The Which Way Tree
Back in 1857, El Demonio de Dos Dedos—The Demon of Two Fingers—didn’t know that he was starting serious trouble. The hungry panther thought he had an easy meal when he ambushed six-year old Samantha Shreve in Texas hill country, but her mother, Juda, a toughened ex-slave, was not about to lose her daughter without a fight. Wielding a hatchet, Juda threw herself at that panther as he climbed a pecan tree with her daughter in his jaws. The big cat lost two hind toes, but escaped. Juda lost her life, and Samantha’s face was horrifically scarred.
Six years later, Samantha and her fourteen-year old half-brother, Benjamin, doggedly scratch out a hungry existence after their father dies. The girl raises goats, and when two are taken by a predator, the children study the scene to see what sort of animal stalks their farm. It’s a panther—a big one—missing two toes.
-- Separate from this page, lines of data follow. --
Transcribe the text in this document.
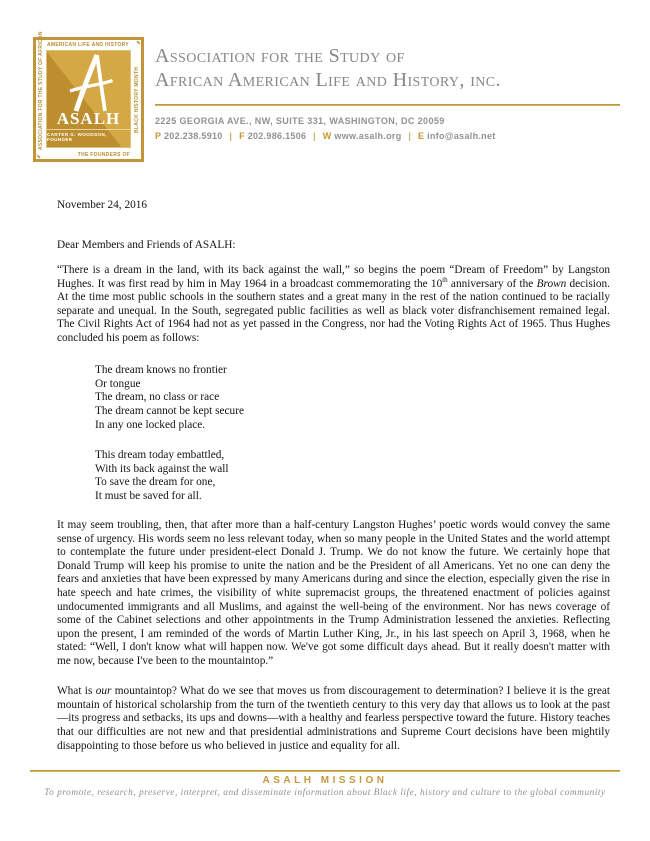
AMERICAN LIFE AND HISTORY
ASSOCIATION FOR THE STUDY OF AFRICAN	BLACK HISTORY MONTH
THE FOUNDERS OF
✒
✒
ASALH
CARTER G. WOODSON, FOUNDER
Association for the Study of
African American Life and History, inc.
2225 GEORGIA AVE., NW, SUITE 331, WASHINGTON, DC 20059
P 202.238.5910 | F 202.986.1506 | W www.asalh.org | E info@asalh.net

November 24, 2016

Dear Members and Friends of ASALH:

“There is a dream in the land, with its back against the wall,” so begins the poem “Dream of Freedom” by Langston Hughes. It was first read by him in May 1964 in a broadcast commemorating the 10th anniversary of the Brown decision. At the time most public schools in the southern states and a great many in the rest of the nation continued to be racially separate and unequal. In the South, segregated public facilities as well as black voter disfranchisement remained legal. The Civil Rights Act of 1964 had not as yet passed in the Congress, nor had the Voting Rights Act of 1965. Thus Hughes concluded his poem as follows:

The dream knows no frontier
Or tongue
The dream, no class or race
The dream cannot be kept secure
In any one locked place.
This dream today embattled,
With its back against the wall
To save the dream for one,
It must be saved for all.

It may seem troubling, then, that after more than a half-century Langston Hughes’ poetic words would convey the same sense of urgency. His words seem no less relevant today, when so many people in the United States and the world attempt to contemplate the future under president-elect Donald J. Trump. We do not know the future. We certainly hope that Donald Trump will keep his promise to unite the nation and be the President of all Americans. Yet no one can deny the fears and anxieties that have been expressed by many Americans during and since the election, especially given the rise in hate speech and hate crimes, the visibility of white supremacist groups, the threatened enactment of policies against undocumented immigrants and all Muslims, and against the well-being of the environment. Nor has news coverage of some of the Cabinet selections and other appointments in the Trump Administration lessened the anxieties. Reflecting upon the present, I am reminded of the words of Martin Luther King, Jr., in his last speech on April 3, 1968, when he stated: “Well, I don't know what will happen now. We've got some difficult days ahead. But it really doesn't matter with me now, because I've been to the mountaintop.”

What is our mountaintop? What do we see that moves us from discouragement to determination? I believe it is the great mountain of historical scholarship from the turn of the twentieth century to this very day that allows us to look at the past—its progress and setbacks, its ups and downs—with a healthy and fearless perspective toward the future. History teaches that our difficulties are not new and that presidential administrations and Supreme Court decisions have been mightily disappointing to those before us who believed in justice and equality for all.

ASALH MISSION
To promote, research, preserve, interpret, and disseminate information about Black life, history and culture to the global community
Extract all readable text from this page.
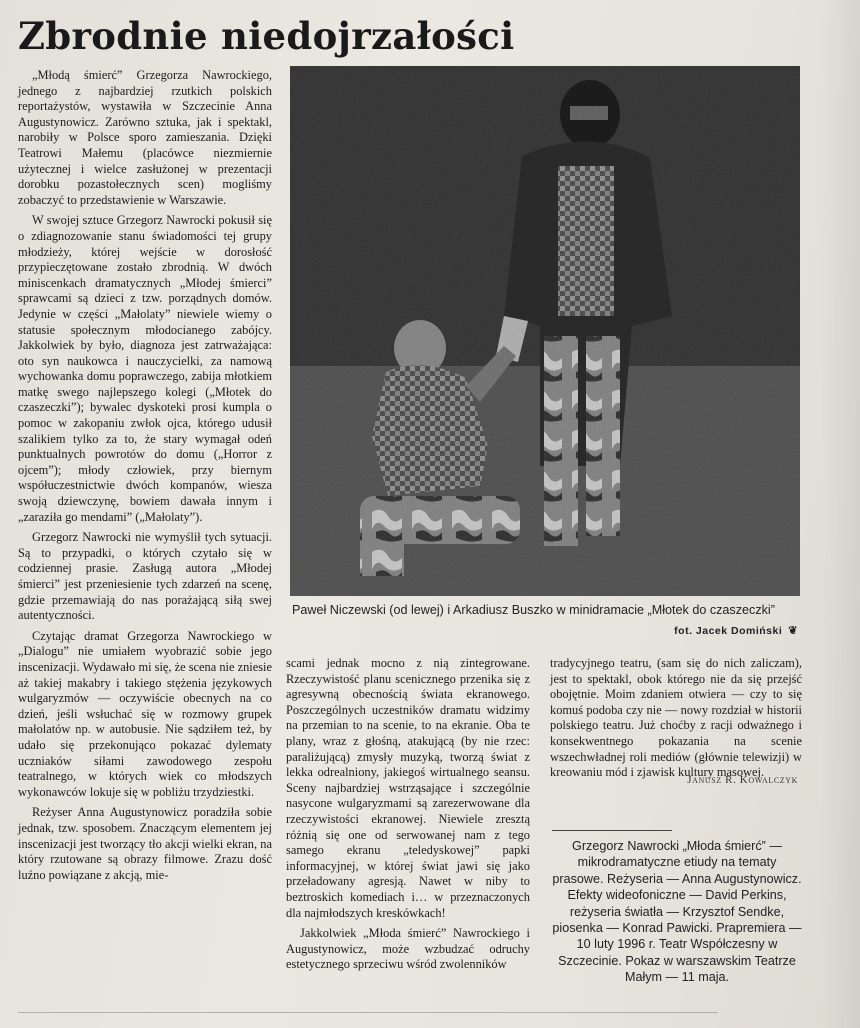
Zbrodnie niedojrzałości

„Młodą śmierć” Grzegorza Nawrockiego, jednego z najbardziej rzutkich polskich reportażystów, wystawiła w Szczecinie Anna Augustynowicz. Zarówno sztuka, jak i spektakl, narobiły w Polsce sporo zamieszania. Dzięki Teatrowi Małemu (placówce niezmiernie użytecznej i wielce zasłużonej w prezentacji dorobku pozastołecznych scen) mogliśmy zobaczyć to przedstawienie w Warszawie.

W swojej sztuce Grzegorz Nawrocki pokusił się o zdiagnozowanie stanu świadomości tej grupy młodzieży, której wejście w dorosłość przypieczętowane zostało zbrodnią. W dwóch miniscenkach dramatycznych „Młodej śmierci” sprawcami są dzieci z tzw. porządnych domów. Jedynie w części „Małolaty” niewiele wiemy o statusie społecznym młodocianego zabójcy. Jakkolwiek by było, diagnoza jest zatrważająca: oto syn naukowca i nauczycielki, za namową wychowanka domu poprawczego, zabija młotkiem matkę swego najlepszego kolegi („Młotek do czaszeczki”); bywalec dyskoteki prosi kumpla o pomoc w zakopaniu zwłok ojca, którego udusił szalikiem tylko za to, że stary wymagał odeń punktualnych powrotów do domu („Horror z ojcem”); młody człowiek, przy biernym współuczestnictwie dwóch kompanów, wiesza swoją dziewczynę, bowiem dawała innym i „zaraziła go mendami” („Małolaty”).

Grzegorz Nawrocki nie wymyślił tych sytuacji. Są to przypadki, o których czytało się w codziennej prasie. Zasługą autora „Młodej śmierci” jest przeniesienie tych zdarzeń na scenę, gdzie przemawiają do nas porażającą siłą swej autentyczności.

Czytając dramat Grzegorza Nawrockiego w „Dialogu” nie umiałem wyobrazić sobie jego inscenizacji. Wydawało mi się, że scena nie zniesie aż takiej makabry i takiego stężenia językowych wulgaryzmów — oczywiście obecnych na co dzień, jeśli wsłuchać się w rozmowy grupek małolatów np. w autobusie. Nie sądziłem też, by udało się przekonująco pokazać dylematy uczniaków siłami zawodowego zespołu teatralnego, w których wiek co młodszych wykonawców lokuje się w pobliżu trzydziestki.

Reżyser Anna Augustynowicz poradziła sobie jednak, tzw. sposobem. Znaczącym elementem jej inscenizacji jest tworzący tło akcji wielki ekran, na który rzutowane są obrazy filmowe. Zrazu dość luźno powiązane z akcją, mie-

Paweł Niczewski (od lewej) i Arkadiusz Buszko w minidramacie „Młotek do czaszeczki”
fot. Jacek Domiński ❦

scami jednak mocno z nią zintegrowane. Rzeczywistość planu scenicznego przenika się z agresywną obecnością świata ekranowego. Poszczególnych uczestników dramatu widzimy na przemian to na scenie, to na ekranie. Oba te plany, wraz z głośną, atakującą (by nie rzec: paraliżującą) zmysły muzyką, tworzą świat z lekka odrealniony, jakiegoś wirtualnego seansu. Sceny najbardziej wstrząsające i szczególnie nasycone wulgaryzmami są zarezerwowane dla rzeczywistości ekranowej. Niewiele zresztą różnią się one od serwowanej nam z tego samego ekranu „teledyskowej” papki informacyjnej, w której świat jawi się jako przeładowany agresją. Nawet w niby to beztroskich komediach i… w przeznaczonych dla najmłodszych kreskówkach!

Jakkolwiek „Młoda śmierć” Nawrockiego i Augustynowicz, może wzbudzać odruchy estetycznego sprzeciwu wśród zwolenników

tradycyjnego teatru, (sam się do nich zaliczam), jest to spektakl, obok którego nie da się przejść obojętnie. Moim zdaniem otwiera — czy to się komuś podoba czy nie — nowy rozdział w historii polskiego teatru. Już choćby z racji odważnego i konsekwentnego pokazania na scenie wszechwładnej roli mediów (głównie telewizji) w kreowaniu mód i zjawisk kultury masowej.

Janusz R. Kowalczyk

Grzegorz Nawrocki „Młoda śmierć” — mikrodramatyczne etiudy na tematy prasowe. Reżyseria — Anna Augustynowicz. Efekty wideofoniczne — David Perkins, reżyseria światła — Krzysztof Sendke, piosenka — Konrad Pawicki. Prapremiera — 10 luty 1996 r. Teatr Współczesny w Szczecinie. Pokaz w warszawskim Teatrze Małym — 11 maja.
Benjamin reckons that two kids in a shoddy house, with only “bat shat” for gunpowder, are helpless; but Samantha grimly sets a trap for her mother’s killer.
Benjamin describes this, and much more in The Which Way Tree. It’s the ultimate hunting tale wrapped in rich Western lore written by the multi-award-winning Elizabeth Crook. Her wry story is told in a Twain-esque, easy-flowing vernacular that is a joy to read. Even better is Ms. Crook’s amazing Samantha, who won’t let hunger, exhaustion, or a murderous Confederate renegade slow her quest for vengeance. Ms. Crook’s tale is fast-paced and uniquely entertaining, so I had trouble slowing down enough to savor The Which Way Tree. Dang, now I have to read it again, and I recommend that you do too.